Hybrid Search
Hybrid search combines vector similarity (ANN) with full-text (BM25) ranking for the best of both worlds.
Why Hybrid?
- Vector search excels at semantic similarity ("What is ML?" matches "machine learning tutorial")
- BM25 excels at exact keyword matching ("error code 404" matches documents containing that exact phrase)
- Hybrid combines both signals for higher recall and precision
Example
// Multi-query: array of query objects
const results = await ns.query([
{
rank_by: ["vector", "ANN", queryVector],
top_k: 20,
},
{
rank_by: ["text", "BM25", "machine learning basics"],
top_k: 20,
},
]);
// results is an array of two result sets
const [vectorResults, textResults] = results;
The API returns separate result sets for each sub-query. Client-side fusion (e.g., Reciprocal Rank Fusion) can combine them into a single ranked list.

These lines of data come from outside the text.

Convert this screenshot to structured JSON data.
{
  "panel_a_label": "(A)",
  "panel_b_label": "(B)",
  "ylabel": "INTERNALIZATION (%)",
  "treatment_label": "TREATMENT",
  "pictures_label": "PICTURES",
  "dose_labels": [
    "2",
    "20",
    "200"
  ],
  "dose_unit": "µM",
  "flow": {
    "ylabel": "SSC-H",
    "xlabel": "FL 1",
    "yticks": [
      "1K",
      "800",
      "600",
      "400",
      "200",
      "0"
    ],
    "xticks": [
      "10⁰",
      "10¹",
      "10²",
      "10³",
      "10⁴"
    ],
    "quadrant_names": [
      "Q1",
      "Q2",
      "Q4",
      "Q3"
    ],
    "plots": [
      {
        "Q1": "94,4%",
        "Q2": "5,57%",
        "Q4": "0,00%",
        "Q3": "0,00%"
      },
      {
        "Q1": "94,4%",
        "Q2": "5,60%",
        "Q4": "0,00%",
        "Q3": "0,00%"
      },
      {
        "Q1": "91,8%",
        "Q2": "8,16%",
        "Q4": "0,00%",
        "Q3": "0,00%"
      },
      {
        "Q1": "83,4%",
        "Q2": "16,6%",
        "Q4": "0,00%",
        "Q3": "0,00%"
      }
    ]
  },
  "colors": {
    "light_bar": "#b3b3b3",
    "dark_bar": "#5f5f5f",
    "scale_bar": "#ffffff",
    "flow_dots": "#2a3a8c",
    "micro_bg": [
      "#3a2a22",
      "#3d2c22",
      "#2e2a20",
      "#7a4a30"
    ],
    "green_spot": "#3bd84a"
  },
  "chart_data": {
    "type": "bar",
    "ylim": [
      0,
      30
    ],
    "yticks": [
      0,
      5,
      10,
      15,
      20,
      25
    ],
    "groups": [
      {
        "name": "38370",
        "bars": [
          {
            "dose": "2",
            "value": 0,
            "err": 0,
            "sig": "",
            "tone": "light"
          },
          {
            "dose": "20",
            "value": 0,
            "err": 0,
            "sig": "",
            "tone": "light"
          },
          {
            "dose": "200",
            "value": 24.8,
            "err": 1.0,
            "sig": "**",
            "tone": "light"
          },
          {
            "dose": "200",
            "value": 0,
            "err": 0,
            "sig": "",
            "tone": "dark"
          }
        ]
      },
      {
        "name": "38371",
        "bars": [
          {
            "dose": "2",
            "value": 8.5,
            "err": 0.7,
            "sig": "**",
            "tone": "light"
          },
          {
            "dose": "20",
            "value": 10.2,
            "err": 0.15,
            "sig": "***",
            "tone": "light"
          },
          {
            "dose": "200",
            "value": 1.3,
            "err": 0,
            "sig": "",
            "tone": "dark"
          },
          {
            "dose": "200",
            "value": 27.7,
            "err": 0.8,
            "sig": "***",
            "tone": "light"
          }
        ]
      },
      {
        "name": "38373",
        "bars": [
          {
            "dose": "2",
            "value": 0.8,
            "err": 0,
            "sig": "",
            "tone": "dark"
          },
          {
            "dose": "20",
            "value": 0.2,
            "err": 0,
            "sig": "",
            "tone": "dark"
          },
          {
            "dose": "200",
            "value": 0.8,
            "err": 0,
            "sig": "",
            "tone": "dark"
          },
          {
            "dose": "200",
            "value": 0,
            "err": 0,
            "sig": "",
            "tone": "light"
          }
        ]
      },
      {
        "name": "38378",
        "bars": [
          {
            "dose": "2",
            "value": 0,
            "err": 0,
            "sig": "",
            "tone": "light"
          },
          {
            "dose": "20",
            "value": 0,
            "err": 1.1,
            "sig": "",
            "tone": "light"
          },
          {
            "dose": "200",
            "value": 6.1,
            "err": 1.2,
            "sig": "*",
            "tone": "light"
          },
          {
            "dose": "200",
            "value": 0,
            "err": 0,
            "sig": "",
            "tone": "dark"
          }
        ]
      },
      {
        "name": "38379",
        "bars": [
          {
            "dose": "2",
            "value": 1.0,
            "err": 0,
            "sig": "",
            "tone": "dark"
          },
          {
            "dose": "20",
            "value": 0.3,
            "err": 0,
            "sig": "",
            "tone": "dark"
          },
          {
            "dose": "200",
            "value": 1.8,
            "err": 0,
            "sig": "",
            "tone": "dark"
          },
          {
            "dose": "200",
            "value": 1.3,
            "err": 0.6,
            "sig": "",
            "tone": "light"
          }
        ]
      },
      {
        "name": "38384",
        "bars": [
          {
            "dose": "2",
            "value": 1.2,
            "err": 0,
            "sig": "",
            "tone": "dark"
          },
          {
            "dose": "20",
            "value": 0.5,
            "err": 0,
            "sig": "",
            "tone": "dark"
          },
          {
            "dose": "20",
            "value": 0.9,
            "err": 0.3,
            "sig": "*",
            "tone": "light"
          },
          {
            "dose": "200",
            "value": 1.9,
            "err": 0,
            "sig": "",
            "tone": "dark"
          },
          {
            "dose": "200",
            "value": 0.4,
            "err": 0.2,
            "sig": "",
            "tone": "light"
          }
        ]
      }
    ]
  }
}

Reciprocal Rank Fusion (RRF)
A simple approach to merge results:
function rrf(resultSets: any[][], k = 60) {
const scores = new Map<number, number>();
for (const results of resultSets) {
results.forEach((row, rank) => {
const prev = scores.get(row.id) || 0;
scores.set(row.id, prev + 1 / (k + rank + 1));
});
}
return [...scores.entries()]
.sort((a, b) => b[1] - a[1])
.map(([id, score]) => ({ id, score }));
}